The only thing available was something called an antiserum, which enabled a person’s immune system to temporarily wake up and fight off the plague germs once they attacked. The serum in this case was made from the blood of horses that had gotten the plague and lived to whinny about it.
Today the most common antiserum you hear about is antivenin, which you take after you’ve been bitten by a poisonous snake. Read The Depth of Beauty and you’ll see we’ve come a long, long way in how we treat people who get the plague … because people can still catch the bubonic plague, right here in the United States.
B IS FOR BOUND FEET
When Westerners learn about the ancient Chinese custom of binding feet, they recoil. Who in their right mind would systematically break a young girl’s arches and toes until they curled into little claws, effectively crippling the woman for the rest of her life?
The fact is, for centuries, a small foot in China represented the height of civility, societal class, and even beauty. According to Amanda Foreman of Smithsonian Magazine, the most desirable brides possessed a three-inch foot, known as a “golden lotus.” You could get by with a four-inch foot (a “silver lotus”), but anything over five inches – fuggedabout it.

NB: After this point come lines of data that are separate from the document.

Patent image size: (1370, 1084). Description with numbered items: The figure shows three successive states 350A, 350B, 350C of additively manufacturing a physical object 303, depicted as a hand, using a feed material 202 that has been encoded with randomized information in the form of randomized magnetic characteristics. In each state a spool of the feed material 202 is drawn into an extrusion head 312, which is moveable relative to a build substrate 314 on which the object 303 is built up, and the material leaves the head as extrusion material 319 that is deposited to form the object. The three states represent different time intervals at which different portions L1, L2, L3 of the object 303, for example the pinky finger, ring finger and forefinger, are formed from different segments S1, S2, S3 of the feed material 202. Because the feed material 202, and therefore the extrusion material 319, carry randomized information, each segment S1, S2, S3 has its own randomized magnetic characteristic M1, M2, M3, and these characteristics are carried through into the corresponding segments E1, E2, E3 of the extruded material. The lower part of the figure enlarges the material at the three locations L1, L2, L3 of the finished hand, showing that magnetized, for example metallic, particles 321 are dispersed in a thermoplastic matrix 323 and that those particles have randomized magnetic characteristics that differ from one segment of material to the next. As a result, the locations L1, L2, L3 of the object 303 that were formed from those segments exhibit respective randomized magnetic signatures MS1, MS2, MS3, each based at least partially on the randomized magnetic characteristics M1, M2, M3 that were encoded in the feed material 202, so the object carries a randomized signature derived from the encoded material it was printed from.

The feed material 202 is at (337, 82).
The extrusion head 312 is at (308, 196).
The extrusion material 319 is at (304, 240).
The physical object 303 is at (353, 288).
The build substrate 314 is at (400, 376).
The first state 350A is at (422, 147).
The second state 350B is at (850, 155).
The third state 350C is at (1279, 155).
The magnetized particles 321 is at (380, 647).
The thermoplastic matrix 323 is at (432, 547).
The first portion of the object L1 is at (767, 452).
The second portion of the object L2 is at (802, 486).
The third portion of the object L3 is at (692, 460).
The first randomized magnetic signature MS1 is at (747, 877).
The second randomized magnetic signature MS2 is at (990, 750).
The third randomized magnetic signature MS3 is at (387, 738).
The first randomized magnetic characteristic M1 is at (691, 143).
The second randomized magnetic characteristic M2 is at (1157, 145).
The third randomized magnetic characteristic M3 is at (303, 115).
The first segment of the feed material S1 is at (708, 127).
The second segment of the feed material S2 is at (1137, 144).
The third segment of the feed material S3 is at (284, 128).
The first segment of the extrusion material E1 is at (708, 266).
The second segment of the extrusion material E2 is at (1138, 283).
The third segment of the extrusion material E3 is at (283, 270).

Kind of like Victorian England, where the ideal waist size for young women was just 16-18 inches. Imagine what it would take to get your body into that kind of silhouette!
C IS FOR CHICKEN FOOT
In the first part of The Depth of Beauty, fifteen year-old Mandy comes to live with her new guardian, Katherine Firestone, and Katherine’s brother Will. At one point she teaches Will a game of dominoes, called “Chicken Foot,” that her father taught her. If you know dominoes, “Chicken Foot” or “Chicken Dominoes,” is one of the “Mexican train” types of games. Anywhere from two to eight people can play; the object is to get rid of your tiles before anybody else does by matching your numbers to those already on the table. You can see in the pic how the game got its name – cluck! cluck!
I played it for the first time last week and almost won. The basic rules are easy to pick up, but I can see how knowing a bit of strategy might come in handy as you learn how to block others from laying down too many tiles and winning the game. Whatever you do, don’t get caught with a “double zero” (essentially, a blank domino tile). That’ll cost you fifty points!